Anybody use a black light to night fish this way. I'm looking for a black light flashlight to saugeye fish at night , I like to watch the line. I have not been able to find one that looks to fit the purpose and was wondering if anyone here has used on in this manner and if so what did you use ?


----------



## tysix6 (Jan 12, 2008)

MasterVision 308G2BLK 3 LED Cap Light Black https://www.amazon.com/dp/B000GHF3HW/ref=cm_sw_r_awd_BNFOub167CYAF

I've seen someone use this one before...


----------



## glasseyes (Jan 28, 2012)

I almost bought one but wasn't sure of the strength of beam . Not that expensive may give it a try.
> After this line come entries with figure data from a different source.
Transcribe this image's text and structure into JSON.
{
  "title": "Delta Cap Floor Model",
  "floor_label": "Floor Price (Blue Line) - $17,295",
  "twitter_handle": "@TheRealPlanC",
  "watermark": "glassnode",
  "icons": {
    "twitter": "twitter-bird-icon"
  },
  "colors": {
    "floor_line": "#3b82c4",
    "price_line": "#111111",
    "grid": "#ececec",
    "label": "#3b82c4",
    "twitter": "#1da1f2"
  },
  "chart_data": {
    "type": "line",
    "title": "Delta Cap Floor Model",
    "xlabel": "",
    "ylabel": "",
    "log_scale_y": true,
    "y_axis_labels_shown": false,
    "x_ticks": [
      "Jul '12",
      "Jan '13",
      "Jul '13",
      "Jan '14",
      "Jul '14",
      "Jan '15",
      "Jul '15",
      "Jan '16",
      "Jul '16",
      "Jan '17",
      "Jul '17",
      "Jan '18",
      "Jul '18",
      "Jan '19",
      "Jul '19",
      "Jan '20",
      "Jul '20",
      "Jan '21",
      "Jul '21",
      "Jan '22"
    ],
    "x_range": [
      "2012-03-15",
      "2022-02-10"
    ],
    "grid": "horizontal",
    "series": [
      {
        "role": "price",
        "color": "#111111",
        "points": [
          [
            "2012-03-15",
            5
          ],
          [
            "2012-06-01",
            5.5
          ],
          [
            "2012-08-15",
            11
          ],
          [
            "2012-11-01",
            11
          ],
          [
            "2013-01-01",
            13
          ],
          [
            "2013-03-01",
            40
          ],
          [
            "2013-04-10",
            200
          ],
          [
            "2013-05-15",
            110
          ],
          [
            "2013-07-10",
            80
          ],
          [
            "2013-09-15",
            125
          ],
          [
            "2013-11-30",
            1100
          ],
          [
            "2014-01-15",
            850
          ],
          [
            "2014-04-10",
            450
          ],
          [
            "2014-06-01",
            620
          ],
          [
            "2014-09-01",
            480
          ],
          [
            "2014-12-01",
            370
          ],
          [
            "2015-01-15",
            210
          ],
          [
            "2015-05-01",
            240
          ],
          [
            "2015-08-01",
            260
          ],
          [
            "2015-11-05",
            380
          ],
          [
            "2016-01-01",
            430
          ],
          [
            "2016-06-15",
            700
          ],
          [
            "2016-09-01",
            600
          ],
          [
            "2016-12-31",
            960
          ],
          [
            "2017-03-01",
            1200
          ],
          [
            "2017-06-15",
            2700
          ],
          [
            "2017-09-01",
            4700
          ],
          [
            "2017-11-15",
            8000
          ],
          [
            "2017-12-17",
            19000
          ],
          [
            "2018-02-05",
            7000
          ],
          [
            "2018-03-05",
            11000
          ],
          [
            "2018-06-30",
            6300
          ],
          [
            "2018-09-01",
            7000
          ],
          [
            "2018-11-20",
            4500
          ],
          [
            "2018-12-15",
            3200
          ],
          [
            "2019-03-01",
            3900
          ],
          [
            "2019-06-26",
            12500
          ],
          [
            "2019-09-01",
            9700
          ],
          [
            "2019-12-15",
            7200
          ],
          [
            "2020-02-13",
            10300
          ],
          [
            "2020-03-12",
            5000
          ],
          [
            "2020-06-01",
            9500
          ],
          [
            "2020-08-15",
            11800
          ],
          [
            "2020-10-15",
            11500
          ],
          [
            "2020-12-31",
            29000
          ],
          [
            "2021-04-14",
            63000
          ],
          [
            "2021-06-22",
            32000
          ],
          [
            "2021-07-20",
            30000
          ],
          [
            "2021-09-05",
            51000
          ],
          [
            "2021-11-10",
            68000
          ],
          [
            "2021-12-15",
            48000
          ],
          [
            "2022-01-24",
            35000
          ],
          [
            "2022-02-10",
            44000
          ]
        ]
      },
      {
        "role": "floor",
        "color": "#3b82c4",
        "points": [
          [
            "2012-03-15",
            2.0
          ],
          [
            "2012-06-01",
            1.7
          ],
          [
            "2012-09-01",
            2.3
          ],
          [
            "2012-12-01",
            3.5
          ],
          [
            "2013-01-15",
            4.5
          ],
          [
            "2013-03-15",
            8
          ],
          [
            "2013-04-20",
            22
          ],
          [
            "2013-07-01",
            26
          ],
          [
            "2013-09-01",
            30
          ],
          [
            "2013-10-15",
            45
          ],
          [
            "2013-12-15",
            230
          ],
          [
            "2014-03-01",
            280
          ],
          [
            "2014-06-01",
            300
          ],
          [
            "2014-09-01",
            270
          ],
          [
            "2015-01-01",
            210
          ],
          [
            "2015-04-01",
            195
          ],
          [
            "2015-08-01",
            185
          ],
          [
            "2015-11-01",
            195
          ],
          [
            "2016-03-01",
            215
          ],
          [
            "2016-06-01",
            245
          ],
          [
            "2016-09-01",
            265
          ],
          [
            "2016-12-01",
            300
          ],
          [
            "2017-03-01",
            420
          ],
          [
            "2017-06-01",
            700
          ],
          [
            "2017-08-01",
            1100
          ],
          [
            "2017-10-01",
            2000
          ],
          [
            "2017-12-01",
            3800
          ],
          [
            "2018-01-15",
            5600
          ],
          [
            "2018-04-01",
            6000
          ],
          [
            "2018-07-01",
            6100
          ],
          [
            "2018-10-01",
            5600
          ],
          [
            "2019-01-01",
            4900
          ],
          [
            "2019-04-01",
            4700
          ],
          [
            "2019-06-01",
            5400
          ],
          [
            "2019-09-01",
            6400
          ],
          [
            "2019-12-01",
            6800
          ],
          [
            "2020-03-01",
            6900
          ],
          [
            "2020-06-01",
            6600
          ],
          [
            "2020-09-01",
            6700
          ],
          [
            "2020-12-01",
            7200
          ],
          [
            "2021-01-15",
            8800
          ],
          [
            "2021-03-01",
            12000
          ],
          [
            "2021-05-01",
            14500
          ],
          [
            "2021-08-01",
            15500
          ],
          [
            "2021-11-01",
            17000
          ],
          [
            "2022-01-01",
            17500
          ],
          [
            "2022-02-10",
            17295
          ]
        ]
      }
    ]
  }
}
Right now I'm using a battery powered black light , two bulbs , six size D batteries just a little bulky to carry.


----------



## 1basshunter (Mar 27, 2011)

I happen to have one but I very seldom ever use it I find that a red light is better


----------



## DonkeykongOhio (May 5, 2015)

Sorry to recessitate an old thread... Would one of the archery tru-glo "black lights" either shined at the spool on the reel or near the top of the rod illuminate the entire monofilament? They are used to brighten the pins for low light hunting. The pins are liner optic & i would imagine it would work we with fishing line. 

Mark


----------